The service consists of a Cantenna, mounted outside the home at its highest point, modified with multiple internal antennae to increase indoor reception and will be installed at no charge, while the equipment cost will be set at $199.99. The actual installation will be handled through Asurion while Verizon will also provide the router which will allow for four wired connections and up to 20 wireless connections via Wi-Fi.
Pricing for the offering is set at three tiers, with plans starting at $59.99 for 10GB of access, 20GB of data for $89.99 per month, or $120 per month for 30GB of data and all have an overage rate of $10/1GB past each respective allowance. Starting today, new customers will be getting their monthly data allowance doubled for the first two months (20GB for $59.99, 40GB for $89.99, and 60GB for $120) as an introductory promotion.
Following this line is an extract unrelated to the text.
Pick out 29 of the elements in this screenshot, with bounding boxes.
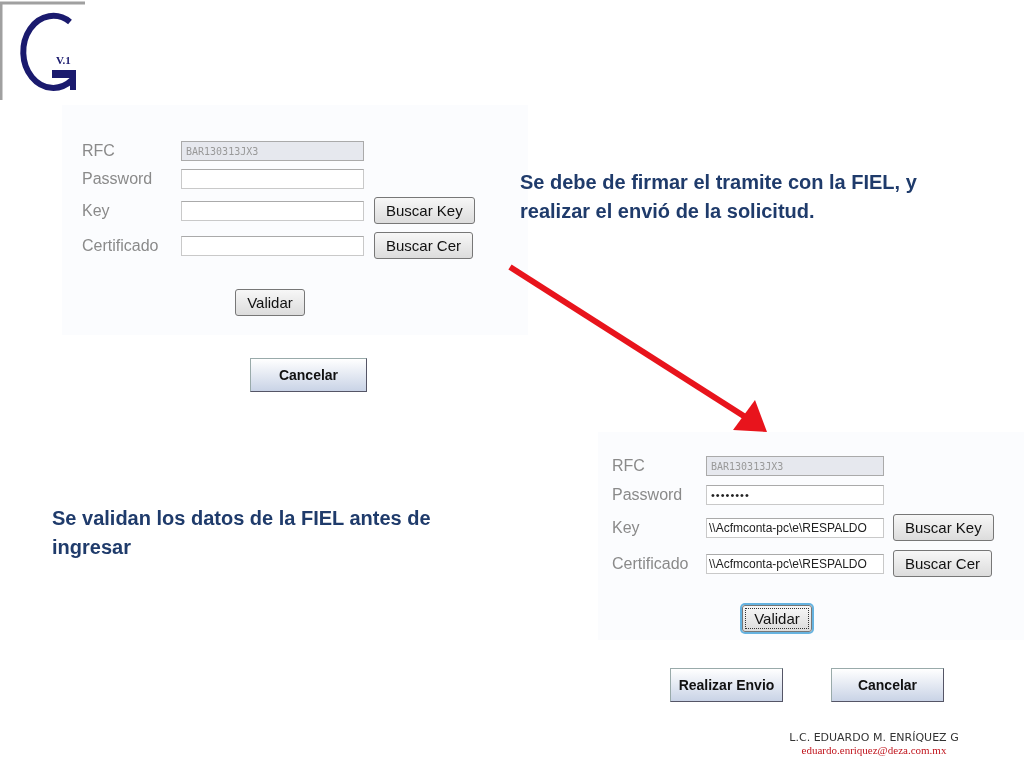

With the addition and nationwide expansion of the HomeFusion service, it’s also seeking to target its LTE network to those looking for a more reliable and less costly alternative to satellite broadband access, such as those living outside of city limits or newly developed suburban divisions that haven’t had cable/DSL/FiOS infrastructure deployed. The expansion also means that Verizon Wireless is confident enough in the stability of its network to expand the offering outside of the initial test markets, as the carrier has had multiple high-profile issues with LTE network outages in the past few months.
Even though HomeFusion is targeted as a residential offering, one key issue will be how Verizon prioritizes those HomeFusion users in terms of network access compared to smartphone owners and LTE hotspots as well as the higher pricing and monthly usage tiers that are closer to monthly satellite access with expensive per gigabyte overages.